朱芳雨恨铁不成钢道:“你这子整天就会见风使舵!”他用手比划了酒盅的模样,“哎!先说好,就只有这么一口,这瓶酒可是给客人们备的!”
蒋治德哪顾得上份量,直点头,朱芳雨掂量着给他倒了一盅的量,这下其他伙计急了。
东北人好酒,这种好酒与地区、人种无关,而是恶劣天气造成的。
这里不比其他地方,一旦入冬平均温度都在零下十几度,没有几口烈酒,人在外头身子极易发寒,大部分生活在东北的汉子都养成了有事没事喝几口的习惯。
而朱芳雨藏了二十几年的二锅头,更可谓极品,香醇浓郁不足为外人道也!
伙计们看到已经得逞的蒋治德,纷纷痛骂“叛徒!”转眼间一个比一个勤快,绞尽脑汁赞美起这顿晚餐,可惜一群糙人拍不出像样的马屁,翻来覆去还是那几句。
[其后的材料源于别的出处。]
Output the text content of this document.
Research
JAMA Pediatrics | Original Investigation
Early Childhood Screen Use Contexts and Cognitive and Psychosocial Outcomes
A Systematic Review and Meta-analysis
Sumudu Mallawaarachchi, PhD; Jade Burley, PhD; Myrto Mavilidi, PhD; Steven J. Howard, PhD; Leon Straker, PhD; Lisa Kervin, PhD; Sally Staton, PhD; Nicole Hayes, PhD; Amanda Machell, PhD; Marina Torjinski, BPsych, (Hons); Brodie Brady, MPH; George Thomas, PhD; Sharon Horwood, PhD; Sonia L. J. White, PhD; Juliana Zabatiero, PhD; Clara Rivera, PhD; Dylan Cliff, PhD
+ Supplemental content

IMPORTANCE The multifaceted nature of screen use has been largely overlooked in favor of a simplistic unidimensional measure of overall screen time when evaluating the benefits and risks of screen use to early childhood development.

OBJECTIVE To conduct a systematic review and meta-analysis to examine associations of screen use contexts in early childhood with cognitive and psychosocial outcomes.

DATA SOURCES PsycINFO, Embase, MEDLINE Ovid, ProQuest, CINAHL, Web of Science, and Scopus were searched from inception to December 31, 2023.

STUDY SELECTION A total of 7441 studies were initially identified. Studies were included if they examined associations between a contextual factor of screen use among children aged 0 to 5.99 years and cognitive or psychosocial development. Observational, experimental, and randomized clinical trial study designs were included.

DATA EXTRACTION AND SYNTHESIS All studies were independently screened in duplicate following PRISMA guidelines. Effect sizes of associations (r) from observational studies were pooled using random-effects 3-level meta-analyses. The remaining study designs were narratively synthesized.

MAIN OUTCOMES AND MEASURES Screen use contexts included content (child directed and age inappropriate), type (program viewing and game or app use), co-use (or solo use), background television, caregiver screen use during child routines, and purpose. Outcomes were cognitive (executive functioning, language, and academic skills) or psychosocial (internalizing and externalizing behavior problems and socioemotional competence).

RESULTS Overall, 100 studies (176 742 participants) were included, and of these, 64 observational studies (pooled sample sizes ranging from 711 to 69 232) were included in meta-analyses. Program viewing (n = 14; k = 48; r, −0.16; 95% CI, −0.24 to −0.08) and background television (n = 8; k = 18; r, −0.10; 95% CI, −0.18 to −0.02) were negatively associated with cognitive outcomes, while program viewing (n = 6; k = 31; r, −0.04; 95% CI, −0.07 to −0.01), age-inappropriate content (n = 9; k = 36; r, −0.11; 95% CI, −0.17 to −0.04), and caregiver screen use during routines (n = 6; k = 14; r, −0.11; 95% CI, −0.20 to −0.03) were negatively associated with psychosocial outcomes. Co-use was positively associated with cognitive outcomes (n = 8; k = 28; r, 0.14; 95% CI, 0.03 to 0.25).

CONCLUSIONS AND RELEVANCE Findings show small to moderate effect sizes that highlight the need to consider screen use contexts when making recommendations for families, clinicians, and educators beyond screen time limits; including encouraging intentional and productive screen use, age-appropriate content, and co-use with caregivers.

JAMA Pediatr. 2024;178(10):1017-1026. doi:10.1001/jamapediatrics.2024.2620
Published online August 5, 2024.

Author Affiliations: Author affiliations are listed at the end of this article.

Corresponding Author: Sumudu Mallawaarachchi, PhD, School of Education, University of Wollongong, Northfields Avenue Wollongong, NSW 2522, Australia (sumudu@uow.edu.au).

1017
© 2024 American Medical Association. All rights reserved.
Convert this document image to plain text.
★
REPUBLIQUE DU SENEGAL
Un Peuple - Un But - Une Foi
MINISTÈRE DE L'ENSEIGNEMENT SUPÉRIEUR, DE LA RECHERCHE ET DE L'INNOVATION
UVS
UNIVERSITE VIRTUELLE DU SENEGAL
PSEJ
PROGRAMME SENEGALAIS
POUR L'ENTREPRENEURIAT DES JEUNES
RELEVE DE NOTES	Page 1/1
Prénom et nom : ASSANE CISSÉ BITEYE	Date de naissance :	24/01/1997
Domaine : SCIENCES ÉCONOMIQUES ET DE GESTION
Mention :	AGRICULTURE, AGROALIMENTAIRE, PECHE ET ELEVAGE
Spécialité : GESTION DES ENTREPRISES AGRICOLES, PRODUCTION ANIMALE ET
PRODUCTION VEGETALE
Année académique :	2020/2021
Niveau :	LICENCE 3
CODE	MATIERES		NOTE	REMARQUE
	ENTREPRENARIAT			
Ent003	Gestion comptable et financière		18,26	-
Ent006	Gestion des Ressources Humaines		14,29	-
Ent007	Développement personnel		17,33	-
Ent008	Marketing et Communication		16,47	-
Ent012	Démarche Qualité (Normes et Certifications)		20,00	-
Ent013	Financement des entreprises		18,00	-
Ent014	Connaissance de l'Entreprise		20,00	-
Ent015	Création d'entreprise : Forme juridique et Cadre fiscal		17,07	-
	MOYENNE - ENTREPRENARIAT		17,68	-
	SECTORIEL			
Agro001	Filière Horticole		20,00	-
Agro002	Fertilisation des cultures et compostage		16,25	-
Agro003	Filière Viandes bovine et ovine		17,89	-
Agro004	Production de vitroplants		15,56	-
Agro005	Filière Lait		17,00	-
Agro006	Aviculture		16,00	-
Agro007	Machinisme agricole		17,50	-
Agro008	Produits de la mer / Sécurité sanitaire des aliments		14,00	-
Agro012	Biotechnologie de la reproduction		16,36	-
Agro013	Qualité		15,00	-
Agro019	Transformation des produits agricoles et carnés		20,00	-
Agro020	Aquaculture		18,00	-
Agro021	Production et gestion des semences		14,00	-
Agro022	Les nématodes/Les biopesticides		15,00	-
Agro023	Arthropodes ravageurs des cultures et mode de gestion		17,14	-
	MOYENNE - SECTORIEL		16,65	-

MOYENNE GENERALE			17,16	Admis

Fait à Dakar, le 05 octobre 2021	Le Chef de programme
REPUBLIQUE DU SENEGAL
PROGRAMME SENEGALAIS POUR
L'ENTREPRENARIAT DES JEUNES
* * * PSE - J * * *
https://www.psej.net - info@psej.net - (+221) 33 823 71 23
朱芳雨原本就没打算不给他们酒喝,都是自家兄弟,一碗水必须端平,他给每人倒了一盅的量,将剩余的半瓶酒依次分给王平、眼镜、猴子、韩峰,最后还剩点一股脑给了韩冰。
伙计们喝光自己的份,眼热无比得望向胖子碗里清洌的白酒。
“来,兄弟,咱走一个!”朱芳雨将所有人打发完,举起碗伸向胖子。
胖子正瞪着眼前的酒发愁,这味道真特么香醇,可明天还得执行任务,胖子陷入两难,他摸向酒碗的手不禁缩了回去,咽了咽口水,愁眉苦脸道:“哎!朱哥!我……哎……”
“大兄弟,你这是怎么了?”朱芳雨不知何故,放下酒碗道。
胖子觉得朱芳雨人不错,颇有当年自己行走江湖时的风范,不愿扫他的兴。“朱哥,哎!”胖子叹了口气,计上心头,“我和你说实话吧,我这人啊,酒精过敏,稍微喝一点都不行!”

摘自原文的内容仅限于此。